TIMES SQUARE CARNAGE KILLS TEEN; 22 HURT
NEW YORK — A man steered his car onto a sidewalk running through the heart of Times Square and mowed down pedestrians for three blocks yesterday, killing a teenager, then emerged from his wrecked vehicle wild-eyed and waving his arms before he was subdued by police and bystanders.
The driver, a 26-year-old Navy veteran, told officers he was hearing voices and expected to die, two law enforcement officials said.
He lpless pedestrians had little time to react as the car barreled down the sidewalk and through intersections around noon before smashing into a row of steel security barriers installed in recent years to prevent vehicle attacks. The car came to rest with its two right wheels in the air.
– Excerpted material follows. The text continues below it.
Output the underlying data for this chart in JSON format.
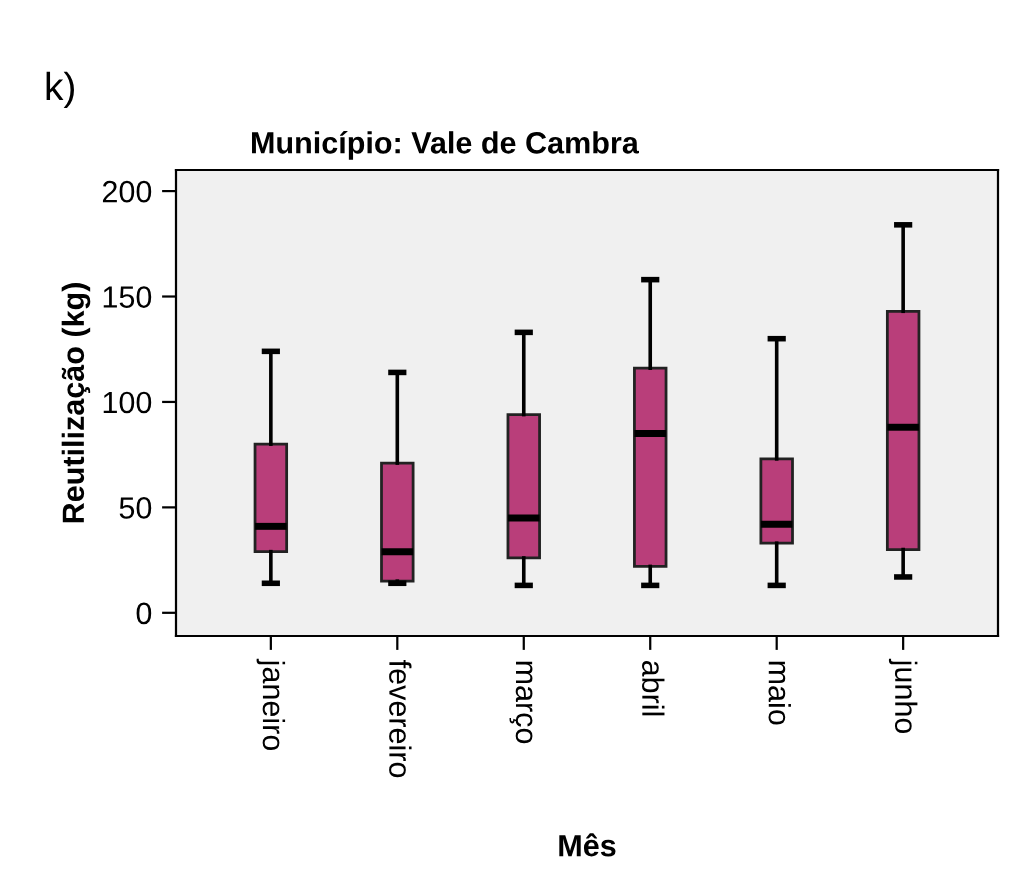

“He didn’t stop,” said Asa Lowe, of Brooklyn, who was standing outside a store when he heard screaming as people scattered. “He just kept going.”
Police said 23 people were hit by the car, including an 18-year-old tourist from Michigan who died. The woman’s 13-year-old sister was among the injured.
The carnage raised immediate fears of terrorism, fueled by recent attacks in England, France and Germany in which vehicles plowed through crowds of pedestrians. But investigators quickly turned their focus to the sobriety and mental health of the driver, identified as Bronx resident Richard Rojas.
“There is no indication that this was an act of terrorism,” Mayor Bill de Blasio said.
Photographers snapped pictures of Rojas after he climbed from the wrecked car and ran through the street before he was tackled by a group of bystanders.
Rojas initially tested negative for alcohol, but more detailed testing was being done to determine if he was high, according to two law enforcement officials who spoke to The Associated Press on the condition of anonymity.
The officials said Rojas told officers he had been hearing voices.
Rojas was arrested a week ago and charged with pointing a knife at a notary, whom he accused of stealing his identity. He pleaded guilty to a harassment violation. He was arrested on charges of driving while intoxicated in 2008 and 2015, police Commissioner James O’Neill said.
Police identified the woman killed by the car as Alyssa Elsman, of Portage, Mich.
Rojas enlisted in the Navy in 2011 and was an electrician’s mate fireman apprentice. In 2012 he served aboard the USS Carney, a destroyer.
Navy records show that in 2013 he spent two months at a naval brig in Charleston, S.C. They don’t indicate why.
Rojas was based at the Naval Air Station in Jacksonville, Fla., before being discharged in 2014 as the result of a special court martial, a Navy official said. Details were not immediately available.